Haseloff zieht damit eine erste personelle
Konsequenz nach Bekanntwerden des Vorwurfs einer illegalen Müllentsorgung in
der Tongrube Vehlitz. Staatssekretär Thomas Pleye übernimmt auf Weisung des
Ministers die Leitung einer Ermittlungsgruppe, die im Ministerium und im LAGB
den Gesamtvorgang um die Tongrube Vehlitz lückenlos überprüft auf Einhaltung
von bzw. Verstöße gegen Handlungs- und Informationspflichten. Das Ergebnis
dieser Überprüfungen wird öffentlich bekannt gegeben.

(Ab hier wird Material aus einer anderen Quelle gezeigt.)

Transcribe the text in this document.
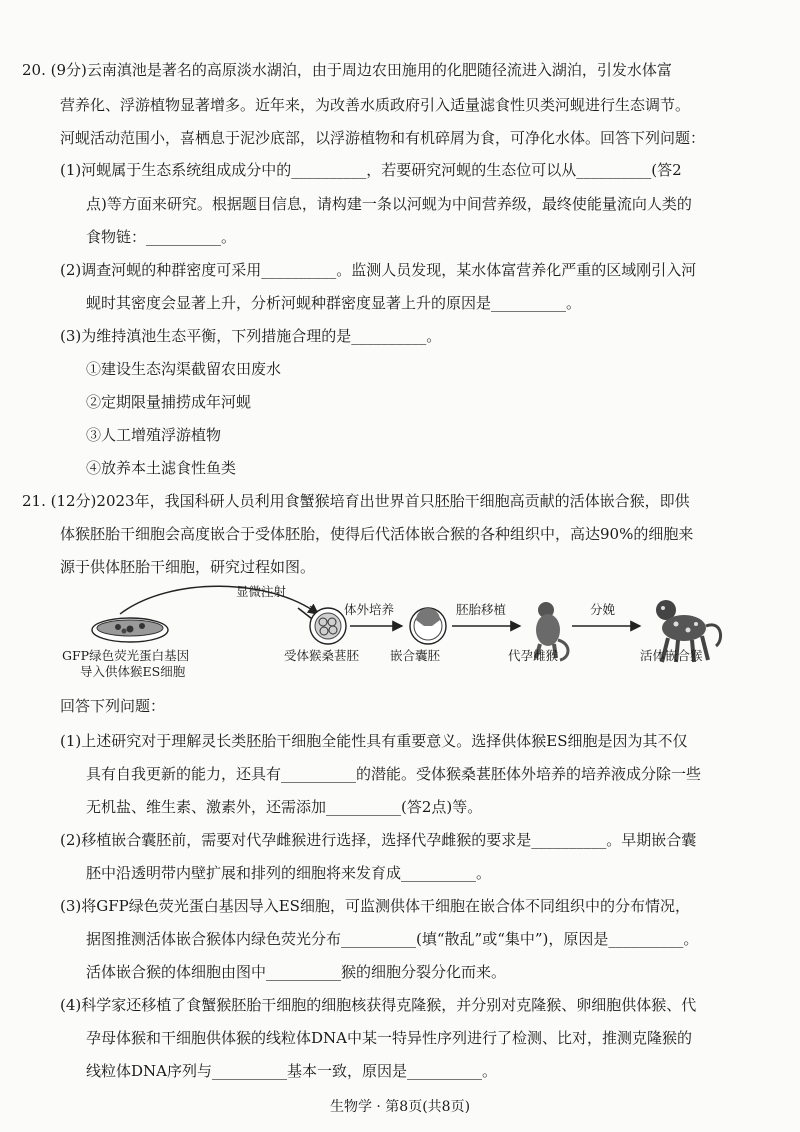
20. (9分)云南滇池是著名的高原淡水湖泊，由于周边农田施用的化肥随径流进入湖泊，引发水体富
营养化、浮游植物显著增多。近年来，为改善水质政府引入适量滤食性贝类河蚬进行生态调节。
河蚬活动范围小，喜栖息于泥沙底部，以浮游植物和有机碎屑为食，可净化水体。回答下列问题：
(1)河蚬属于生态系统组成成分中的__________，若要研究河蚬的生态位可以从__________(答2
点)等方面来研究。根据题目信息，请构建一条以河蚬为中间营养级，最终使能量流向人类的
食物链：__________。
(2)调查河蚬的种群密度可采用__________。监测人员发现，某水体富营养化严重的区域刚引入河
蚬时其密度会显著上升，分析河蚬种群密度显著上升的原因是__________。
(3)为维持滇池生态平衡，下列措施合理的是__________。
①建设生态沟渠截留农田废水
②定期限量捕捞成年河蚬
③人工增殖浮游植物
④放养本土滤食性鱼类
21. (12分)2023年，我国科研人员利用食蟹猴培育出世界首只胚胎干细胞高贡献的活体嵌合猴，即供
体猴胚胎干细胞会高度嵌合于受体胚胎，使得后代活体嵌合猴的各种组织中，高达90%的细胞来
源于供体胚胎干细胞，研究过程如图。
显微注射
体外培养	胚胎移植	分娩
GFP绿色荧光蛋白基因
导入供体猴ES细胞
受体猴桑葚胚 嵌合囊胚	代孕雌猴	活体嵌合猴
回答下列问题：
(1)上述研究对于理解灵长类胚胎干细胞全能性具有重要意义。选择供体猴ES细胞是因为其不仅
具有自我更新的能力，还具有__________的潜能。受体猴桑葚胚体外培养的培养液成分除一些
无机盐、维生素、激素外，还需添加__________(答2点)等。
(2)移植嵌合囊胚前，需要对代孕雌猴进行选择，选择代孕雌猴的要求是__________。早期嵌合囊
胚中沿透明带内壁扩展和排列的细胞将来发育成__________。
(3)将GFP绿色荧光蛋白基因导入ES细胞，可监测供体干细胞在嵌合体不同组织中的分布情况，
据图推测活体嵌合猴体内绿色荧光分布__________(填“散乱”或“集中”)，原因是__________。
活体嵌合猴的体细胞由图中__________猴的细胞分裂分化而来。
(4)科学家还移植了食蟹猴胚胎干细胞的细胞核获得克隆猴，并分别对克隆猴、卵细胞供体猴、代
孕母体猴和干细胞供体猴的线粒体DNA中某一特异性序列进行了检测、比对，推测克隆猴的
线粒体DNA序列与__________基本一致，原因是__________。
生物学 · 第8页(共8页)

Der Minister hat weiterhin für den heutigen Tag unter
Leitung des Wirtschaftsministeriums eine tiefgreifende Beprobung der Tongrube
Vehlitz angeordnet. Dazu wird auch Analysetechnik eingesetzt, über die das
LAGB nicht verfügt. Sollte sich bestätigen, dass in Vehlitz bei der Einlagerung
von Stoffen gegen die laufende Betriebsgenehmigung verstoßen wurde, wird es
rechtliche Konsequenzen geben, also je nach Intensität der Verstöße vom Ordnungswidrigkeitsverfahren
bis zur Einleitung eines Strafverfahrens.

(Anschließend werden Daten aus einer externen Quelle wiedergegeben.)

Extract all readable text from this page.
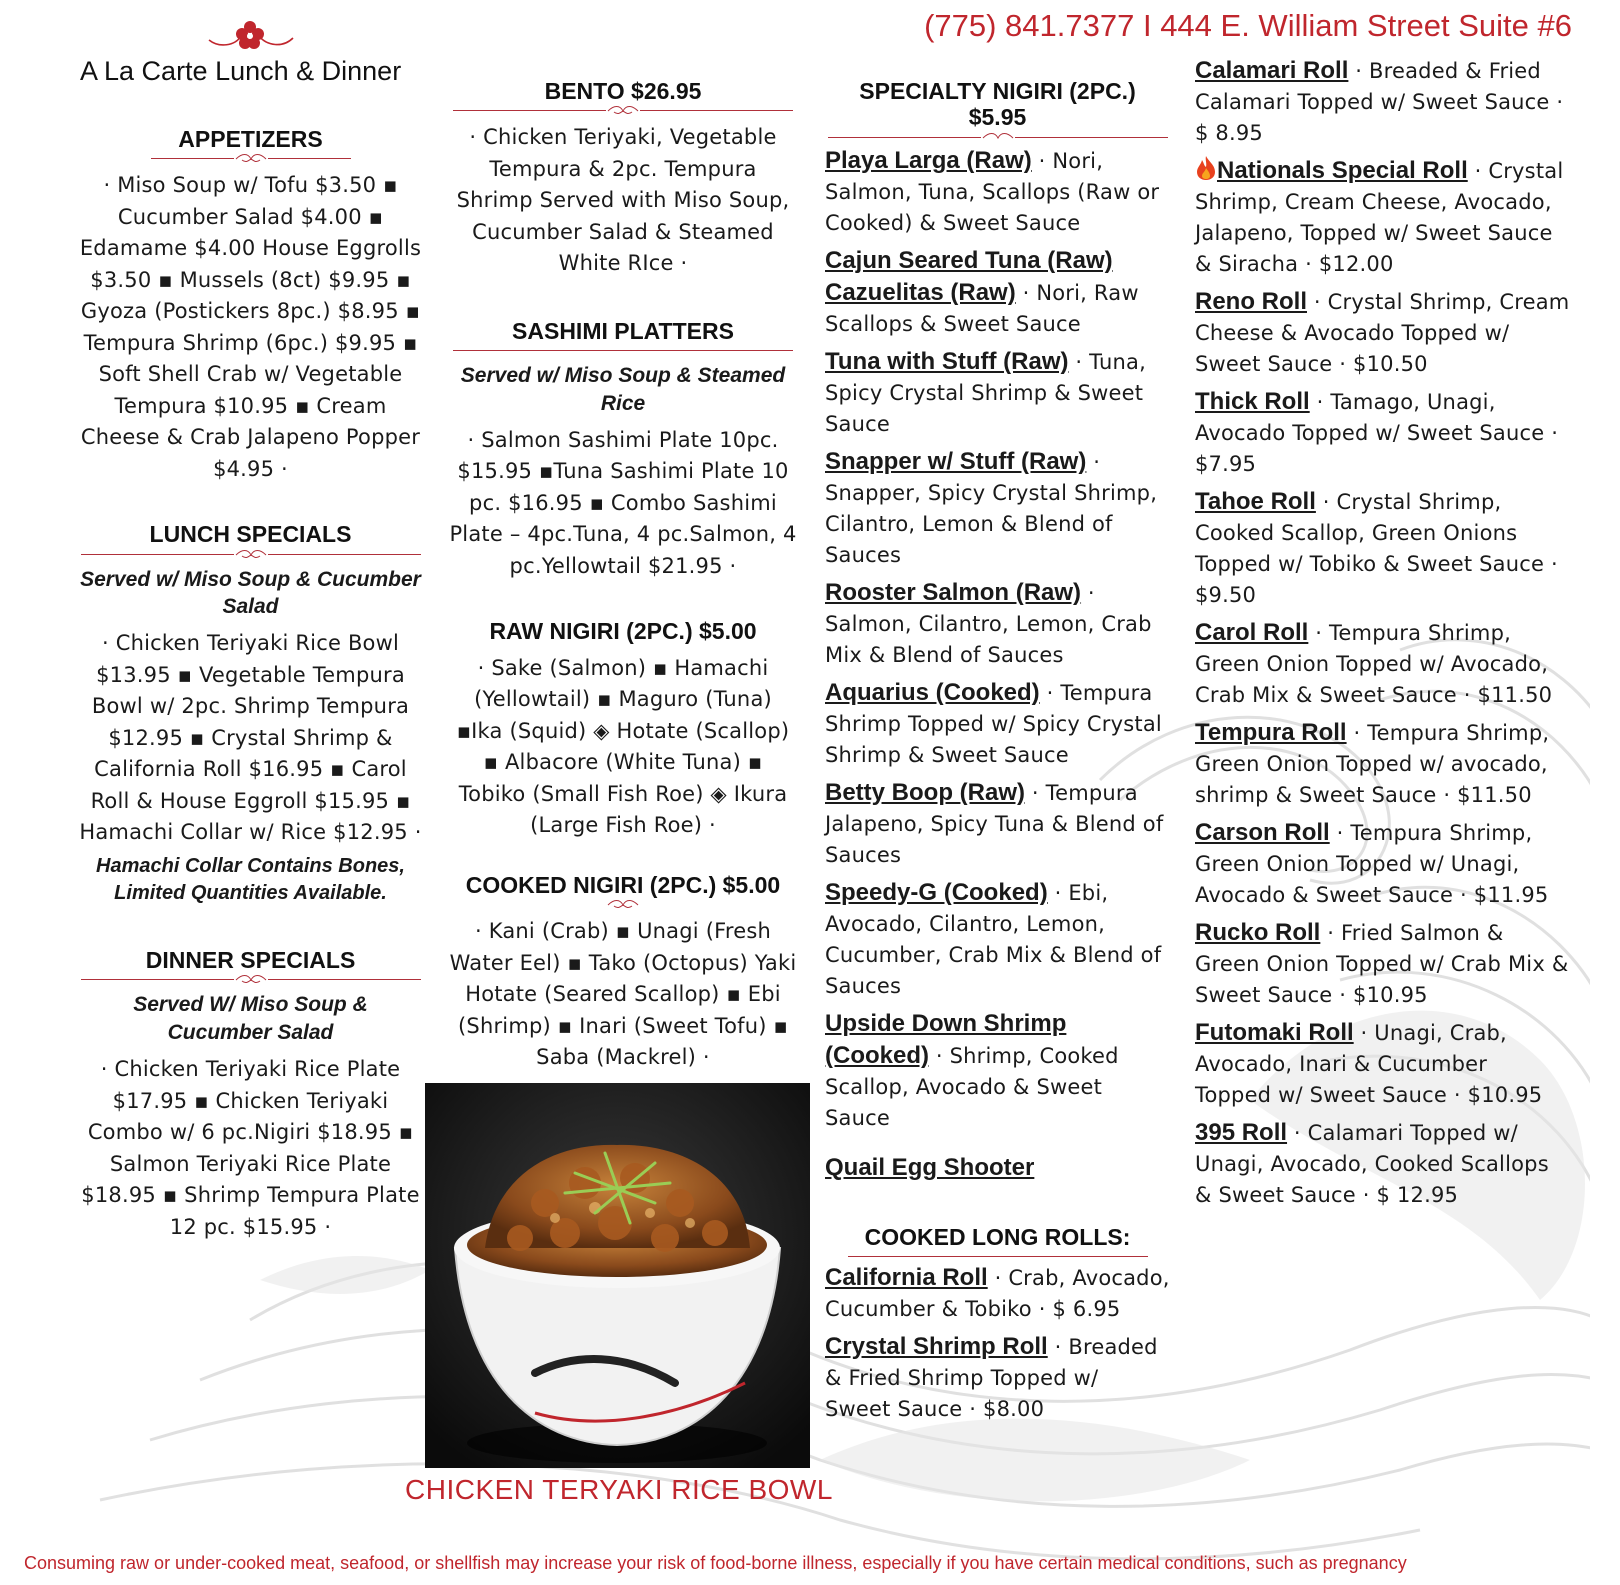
(775) 841.7377 I 444 E. William Street Suite #6
A La Carte Lunch & Dinner
APPETIZERS
· Miso Soup w/ Tofu $3.50 ▪ Cucumber Salad $4.00 ▪ Edamame $4.00 House Eggrolls $3.50 ▪ Mussels (8ct) $9.95 ▪ Gyoza (Postickers 8pc.) $8.95 ▪ Tempura Shrimp (6pc.) $9.95 ▪ Soft Shell Crab w/ Vegetable Tempura $10.95 ▪ Cream Cheese & Crab Jalapeno Popper $4.95 ·
LUNCH SPECIALS
Served w/ Miso Soup & Cucumber Salad
· Chicken Teriyaki Rice Bowl $13.95 ▪ Vegetable Tempura Bowl w/ 2pc. Shrimp Tempura $12.95 ▪ Crystal Shrimp & California Roll $16.95 ▪ Carol Roll & House Eggroll $15.95 ▪ Hamachi Collar w/ Rice $12.95 ·
Hamachi Collar Contains Bones, Limited Quantities Available.
DINNER SPECIALS
Served W/ Miso Soup & Cucumber Salad
· Chicken Teriyaki Rice Plate $17.95 ▪ Chicken Teriyaki Combo w/ 6 pc.Nigiri $18.95 ▪ Salmon Teriyaki Rice Plate $18.95 ▪ Shrimp Tempura Plate 12 pc. $15.95 ·
BENTO $26.95
· Chicken Teriyaki, Vegetable Tempura & 2pc. Tempura Shrimp Served with Miso Soup, Cucumber Salad & Steamed White RIce ·
SASHIMI PLATTERS
Served w/ Miso Soup & Steamed Rice
· Salmon Sashimi Plate 10pc. $15.95 ▪Tuna Sashimi Plate 10 pc. $16.95 ▪ Combo Sashimi Plate – 4pc.Tuna, 4 pc.Salmon, 4 pc.Yellowtail $21.95 ·
RAW NIGIRI (2PC.) $5.00
· Sake (Salmon) ▪ Hamachi (Yellowtail) ▪ Maguro (Tuna) ▪Ika (Squid) ◈ Hotate (Scallop) ▪ Albacore (White Tuna) ▪ Tobiko (Small Fish Roe) ◈ Ikura (Large Fish Roe) ·
COOKED NIGIRI (2PC.) $5.00
· Kani (Crab) ▪ Unagi (Fresh Water Eel) ▪ Tako (Octopus) Yaki Hotate (Seared Scallop) ▪ Ebi (Shrimp) ▪ Inari (Sweet Tofu) ▪ Saba (Mackrel) ·
CHICKEN TERYAKI RICE BOWL
SPECIALTY NIGIRI (2PC.) $5.95
Playa Larga (Raw) · Nori, Salmon, Tuna, Scallops (Raw or Cooked) & Sweet Sauce
Cajun Seared Tuna (Raw)
Cazuelitas (Raw) · Nori, Raw Scallops & Sweet Sauce
Tuna with Stuff (Raw) · Tuna, Spicy Crystal Shrimp & Sweet Sauce
Snapper w/ Stuff (Raw) · Snapper, Spicy Crystal Shrimp, Cilantro, Lemon & Blend of Sauces
Rooster Salmon (Raw) · Salmon, Cilantro, Lemon, Crab Mix & Blend of Sauces
Aquarius (Cooked) · Tempura Shrimp Topped w/ Spicy Crystal Shrimp & Sweet Sauce
Betty Boop (Raw) · Tempura Jalapeno, Spicy Tuna & Blend of Sauces
Speedy-G (Cooked) · Ebi, Avocado, Cilantro, Lemon, Cucumber, Crab Mix & Blend of Sauces
Upside Down Shrimp (Cooked) · Shrimp, Cooked Scallop, Avocado & Sweet Sauce
Quail Egg Shooter
COOKED LONG ROLLS:
California Roll · Crab, Avocado, Cucumber & Tobiko · $ 6.95
Crystal Shrimp Roll · Breaded & Fried Shrimp Topped w/ Sweet Sauce · $8.00
Calamari Roll · Breaded & Fried Calamari Topped w/ Sweet Sauce · $ 8.95
Nationals Special Roll · Crystal Shrimp, Cream Cheese, Avocado, Jalapeno, Topped w/ Sweet Sauce & Siracha · $12.00
Reno Roll · Crystal Shrimp, Cream Cheese & Avocado Topped w/ Sweet Sauce · $10.50
Thick Roll · Tamago, Unagi, Avocado Topped w/ Sweet Sauce · $7.95
Tahoe Roll · Crystal Shrimp, Cooked Scallop, Green Onions Topped w/ Tobiko & Sweet Sauce · $9.50
Carol Roll · Tempura Shrimp, Green Onion Topped w/ Avocado, Crab Mix & Sweet Sauce · $11.50
Tempura Roll · Tempura Shrimp, Green Onion Topped w/ avocado, shrimp & Sweet Sauce · $11.50
Carson Roll · Tempura Shrimp, Green Onion Topped w/ Unagi, Avocado & Sweet Sauce · $11.95
Rucko Roll · Fried Salmon & Green Onion Topped w/ Crab Mix & Sweet Sauce · $10.95
Futomaki Roll · Unagi, Crab, Avocado, Inari & Cucumber Topped w/ Sweet Sauce · $10.95
395 Roll · Calamari Topped w/ Unagi, Avocado, Cooked Scallops & Sweet Sauce · $ 12.95
Consuming raw or under-cooked meat, seafood, or shellfish may increase your risk of food-borne illness, especially if you have certain medical conditions, such as pregnancy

Das LAGB ist durch das fachaufsichtlich zuständige
Wirtschaftsministerium angewiesen worden, die bereits laufende Anpassung der Betriebsgenehmigungen
für die ihm unterstehenden 72 Verfüllbetriebe an den aktuellen Rechtsstand zu
beschleunigen. Das LAGB ist zugleich beauftragt worden, ein Kontrollsystem für
diese Verfüllbetriebe zu erarbeiten, das Versuche illegaler Müllentsorgung
jederzeit offenlegt.
Darüber hinaus wird mit dem Ministerium für
Landwirtschaft und Umwelt (MLU) eine gründliche Bewertung der Umsetzung der
Abfallgesetzlichkeit in Sachsen-Anhalt angestrebt. Das MLU ist oberste
Landesbehörde für die Abfallentsorgung und zugleich fachaufsichtlich zuständig
für bodenschutzrechtliche Aspekte im Tätigkeitsfeld des LAGB.
Im Zuständigkeitsbereich des MW gibt es 72 und in
der Zuständigkeit des MLU 129 Anlagen, die zur Verfüllung mit Abfällen
zugelassen sind. Nur im gemeinsamen Bemühen aller beteiligten Landesbehörden
können Versäumnisse und Verstöße in Hinblick auf die jeweilige etriebsgenehmigung
vom Grundsatz her ausgeschlossen werden. Diesem gemeinsamen Vorgehen sieht sich
das Wirtschaftsministerium verpflichtet.